= Michel Cartry =

French anthropologist

Michel Cartry (1931–2008) was a French Africanist and anthropologist of religion.

==Life==
Cartry studied philosophy at the Sorbonne in Paris, where he met Félix Guattari in June 1952 and was "initiated [...] into Trotsky" by him. He also came to know Gilles Deleuze, taking his class on Hume in 1957. He was one of several young philosophers - including Alfred Adler, Pierre Clastres and Lucien Sebag - who left the French Communist Party after 1956 and turned towards anthropology, attending the seminar of Claude Lévi-Strauss. Georges Balandier found him a job monitoring research literature on Africa at the Centre d'Etudes et de Recherches Internationales (CERI) at Sciences Po, where he was joined by Pierre Bonnafé and Emmanuel Terray. After travelling to Upper Volta in 1962, he developed a particular interest in religion, studying ritual and divination. He worked as a researcher at the CNRS before succeeding Germaine Dieterlen as Director of Studies at the Ecole Pratique des Hautes Etudes.
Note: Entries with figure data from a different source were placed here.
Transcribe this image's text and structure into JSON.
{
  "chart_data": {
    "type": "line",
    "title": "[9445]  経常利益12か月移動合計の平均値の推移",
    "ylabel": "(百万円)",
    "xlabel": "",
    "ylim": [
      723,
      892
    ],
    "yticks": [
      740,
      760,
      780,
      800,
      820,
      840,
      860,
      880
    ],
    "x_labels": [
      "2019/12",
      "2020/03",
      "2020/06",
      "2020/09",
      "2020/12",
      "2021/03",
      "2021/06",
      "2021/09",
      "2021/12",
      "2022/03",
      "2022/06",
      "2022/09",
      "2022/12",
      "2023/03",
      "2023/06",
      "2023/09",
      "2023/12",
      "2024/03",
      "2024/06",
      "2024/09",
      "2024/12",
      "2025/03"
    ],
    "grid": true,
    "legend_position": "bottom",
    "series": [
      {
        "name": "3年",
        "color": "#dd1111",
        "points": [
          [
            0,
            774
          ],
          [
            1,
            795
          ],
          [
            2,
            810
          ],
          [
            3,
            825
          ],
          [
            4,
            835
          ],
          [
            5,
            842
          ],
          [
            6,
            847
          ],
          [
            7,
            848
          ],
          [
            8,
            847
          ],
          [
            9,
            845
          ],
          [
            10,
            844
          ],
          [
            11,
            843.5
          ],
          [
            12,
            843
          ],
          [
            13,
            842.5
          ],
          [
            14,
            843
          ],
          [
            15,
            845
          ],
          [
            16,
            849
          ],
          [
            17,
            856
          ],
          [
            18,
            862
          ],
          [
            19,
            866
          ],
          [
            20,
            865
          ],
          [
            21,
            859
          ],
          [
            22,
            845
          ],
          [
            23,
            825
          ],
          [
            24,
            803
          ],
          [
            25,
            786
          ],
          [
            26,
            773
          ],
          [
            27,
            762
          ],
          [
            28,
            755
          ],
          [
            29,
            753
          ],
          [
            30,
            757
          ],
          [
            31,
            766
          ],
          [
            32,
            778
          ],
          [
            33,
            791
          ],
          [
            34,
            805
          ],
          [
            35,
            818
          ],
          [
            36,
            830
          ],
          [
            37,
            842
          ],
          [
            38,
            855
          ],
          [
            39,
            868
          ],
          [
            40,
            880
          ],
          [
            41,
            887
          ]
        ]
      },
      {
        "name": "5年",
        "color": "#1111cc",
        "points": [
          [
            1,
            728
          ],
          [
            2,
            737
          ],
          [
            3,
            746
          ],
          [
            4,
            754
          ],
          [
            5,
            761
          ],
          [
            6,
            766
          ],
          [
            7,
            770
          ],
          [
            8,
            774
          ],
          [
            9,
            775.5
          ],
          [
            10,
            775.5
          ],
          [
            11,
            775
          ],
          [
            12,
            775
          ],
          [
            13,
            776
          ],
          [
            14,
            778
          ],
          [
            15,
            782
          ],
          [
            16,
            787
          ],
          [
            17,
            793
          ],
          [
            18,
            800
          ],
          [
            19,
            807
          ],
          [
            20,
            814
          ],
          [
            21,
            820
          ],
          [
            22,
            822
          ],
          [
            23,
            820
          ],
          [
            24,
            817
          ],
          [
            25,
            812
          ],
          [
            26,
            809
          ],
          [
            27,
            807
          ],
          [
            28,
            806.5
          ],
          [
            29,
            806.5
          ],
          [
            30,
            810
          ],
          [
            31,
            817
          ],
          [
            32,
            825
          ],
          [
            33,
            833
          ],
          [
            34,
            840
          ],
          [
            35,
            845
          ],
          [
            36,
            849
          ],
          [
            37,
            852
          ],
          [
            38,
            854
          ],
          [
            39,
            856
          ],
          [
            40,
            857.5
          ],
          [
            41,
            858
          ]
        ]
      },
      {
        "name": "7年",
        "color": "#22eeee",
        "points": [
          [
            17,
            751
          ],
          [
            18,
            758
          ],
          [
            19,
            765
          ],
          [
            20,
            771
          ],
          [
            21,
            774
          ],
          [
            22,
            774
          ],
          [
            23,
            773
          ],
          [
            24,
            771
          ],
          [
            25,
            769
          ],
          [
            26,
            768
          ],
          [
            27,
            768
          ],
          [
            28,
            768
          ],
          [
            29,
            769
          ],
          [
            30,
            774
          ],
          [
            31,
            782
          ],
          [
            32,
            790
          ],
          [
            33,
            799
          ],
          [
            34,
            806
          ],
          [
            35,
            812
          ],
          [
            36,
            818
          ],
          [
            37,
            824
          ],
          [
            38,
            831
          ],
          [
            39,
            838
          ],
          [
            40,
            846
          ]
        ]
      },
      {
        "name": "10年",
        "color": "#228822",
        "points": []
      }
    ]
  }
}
As a Director of CNRS-EPHE, he led a research programme into 'Systems of Thought in Black Africa' until 1991.

==Works==
- L'Afrique au sud du Sahara, Paris: Fondation nationale des sciences politiques, 1962
- 'Note sur les signes graphiques du géomancien gourmantché', Journal de la Société des Africanistes, 1963
- (with Alfred Adler) 'La transgression et sa dérision', L'Homme, July 1971.
- 'Clans, lignages et groupements familiaux chez les Gour- mantché,' L'Homme
- (ed.) La notion de personne en Afrique noire, 1973
- Sous le masque de l'animal : essais sur le sacrifice en Afrique noire, Paris : Presses universitaires de France, 1987
- 'From one rite to another: the memory in ritual and the ethnologist's recollection', in Daniel de Coppet, Understanding rituals, Routledge, 1992, pp. 26–51
- (ed. with Marcel Detienne) Destins de meurtriers, Paris : Ecole pratique des hautes études (section des sciences religieuses), 1996. Systèmes de pensée en Afrique noire 14.
- 'De la divination au sacrifice: la métaphore de l’attache', in Architecturer l’invisible. Autels, ligatures, écritures, Turnhout, Brepols, 2009.